Seems a bit mutually exclusive to me
December 4th, 2007 at 4:19 pm
Cartman: I added the “u” for pacing and elegance. :-)
My “stay short the USD” narrative (harangue?) usually relates to structural, secular (generational) problems, i.e. the US losing its competitive edge. The “overconsumptive” society, best represented by people who are 100 lbs. overweight battling with their SUVs for the parking spot closest to CostCo’s door (maybe two out of three Americans fit this profile now), is also a terrible problem and points to a very sick culture. (Aside: there’s a great scene in About Schmidt, an otherwise so-so movie, where Jack Nicholson parks his Winnebago across six spaces at the supermarket.)
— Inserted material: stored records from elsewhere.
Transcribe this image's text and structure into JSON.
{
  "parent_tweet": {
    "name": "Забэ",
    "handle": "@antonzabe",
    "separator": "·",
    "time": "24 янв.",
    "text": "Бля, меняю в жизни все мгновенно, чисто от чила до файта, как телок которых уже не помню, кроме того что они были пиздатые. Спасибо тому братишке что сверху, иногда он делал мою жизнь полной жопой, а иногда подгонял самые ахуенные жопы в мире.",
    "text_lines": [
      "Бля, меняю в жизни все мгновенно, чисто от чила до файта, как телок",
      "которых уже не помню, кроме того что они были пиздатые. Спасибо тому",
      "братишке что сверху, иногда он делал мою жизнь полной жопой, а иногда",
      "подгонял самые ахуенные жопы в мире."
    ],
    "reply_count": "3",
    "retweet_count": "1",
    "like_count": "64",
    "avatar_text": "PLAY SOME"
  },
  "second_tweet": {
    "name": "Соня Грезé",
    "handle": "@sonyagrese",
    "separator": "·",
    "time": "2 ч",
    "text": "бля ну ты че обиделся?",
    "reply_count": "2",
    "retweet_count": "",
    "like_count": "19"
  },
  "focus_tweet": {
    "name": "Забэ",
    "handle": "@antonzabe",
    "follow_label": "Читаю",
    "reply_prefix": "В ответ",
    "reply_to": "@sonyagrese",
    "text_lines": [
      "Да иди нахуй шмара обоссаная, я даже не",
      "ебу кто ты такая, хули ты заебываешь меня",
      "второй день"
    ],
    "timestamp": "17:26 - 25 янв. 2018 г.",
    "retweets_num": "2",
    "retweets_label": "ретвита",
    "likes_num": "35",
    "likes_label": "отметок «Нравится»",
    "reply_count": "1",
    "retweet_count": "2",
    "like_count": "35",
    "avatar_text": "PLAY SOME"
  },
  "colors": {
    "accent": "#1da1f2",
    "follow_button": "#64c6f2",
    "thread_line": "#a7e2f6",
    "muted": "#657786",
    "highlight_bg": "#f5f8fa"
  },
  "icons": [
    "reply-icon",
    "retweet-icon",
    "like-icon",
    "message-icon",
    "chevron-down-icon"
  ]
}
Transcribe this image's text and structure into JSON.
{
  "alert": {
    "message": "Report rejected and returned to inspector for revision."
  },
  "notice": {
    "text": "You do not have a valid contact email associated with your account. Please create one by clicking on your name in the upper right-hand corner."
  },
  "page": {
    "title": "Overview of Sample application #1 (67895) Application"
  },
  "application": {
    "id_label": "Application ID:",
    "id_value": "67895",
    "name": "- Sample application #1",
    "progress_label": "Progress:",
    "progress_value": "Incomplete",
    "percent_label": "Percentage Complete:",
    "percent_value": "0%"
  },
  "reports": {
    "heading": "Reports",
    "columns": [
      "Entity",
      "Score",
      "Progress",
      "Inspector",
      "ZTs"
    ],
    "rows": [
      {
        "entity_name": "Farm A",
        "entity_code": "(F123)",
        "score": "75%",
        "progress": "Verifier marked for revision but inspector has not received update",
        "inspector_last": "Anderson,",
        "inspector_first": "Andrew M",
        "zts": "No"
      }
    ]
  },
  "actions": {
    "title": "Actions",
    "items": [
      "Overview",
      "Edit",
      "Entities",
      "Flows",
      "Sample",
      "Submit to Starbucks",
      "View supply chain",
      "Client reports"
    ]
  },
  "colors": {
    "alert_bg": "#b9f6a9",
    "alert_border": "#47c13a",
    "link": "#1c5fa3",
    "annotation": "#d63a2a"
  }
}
There will be a countertrend move at some point — a shift toward frugality, healthy living, getting “off the grid,” and withdrawing from the rat race. But these trend changes take time, although a massive financial sector crisis should accelerate this shift a bit.
December 4th, 2007 at 4:44 pm
Don’t get me wrong, I agree with you in a lot of ways. I just think all these howls and screams to cut, cut, cut, devalue, devalue, devalue the USD, to save out homeowners and stupid bankers, are a symptom, not a cure, of the consumptive malaise.
December 4th, 2007 at 5:09 pm
Cartman: Sure, it’s no cure; the cuts are necessary to stave off the systemic failure that dumb borrowing/dumb lending got us into … the dollar devaluation is a structural issue and the inevitable rate cuts to come will simply accelerate its decline. I don’t think we disagree about anything, now how about another drink?
December 4th, 2007 at 11:32 pm
The FOMC knows it has only two choices - cut (and cut and cut) or observe the collapse of the credit markets from a position of splendid isolation.
Re: The USD - **eh** shrugs.
Re: Moral hazard - get over it.
December 5th, 2007 at 1:06 am
Ts, ts, all the poor man said was that he has not made up his mind two weeks before he has to cast a vote. That sounds very sensible to me.
December 5th, 2007 at 1:49 pm
Andreas: These are not sensible times, but you’re right, I was in a cranky mood when I read that article. I just think the people at the Fed aren’t necessarily the best and the brightest, including ex-Chairmen who are popularly known as “Maestros” … the whole deification of the Fed by so many sickens me.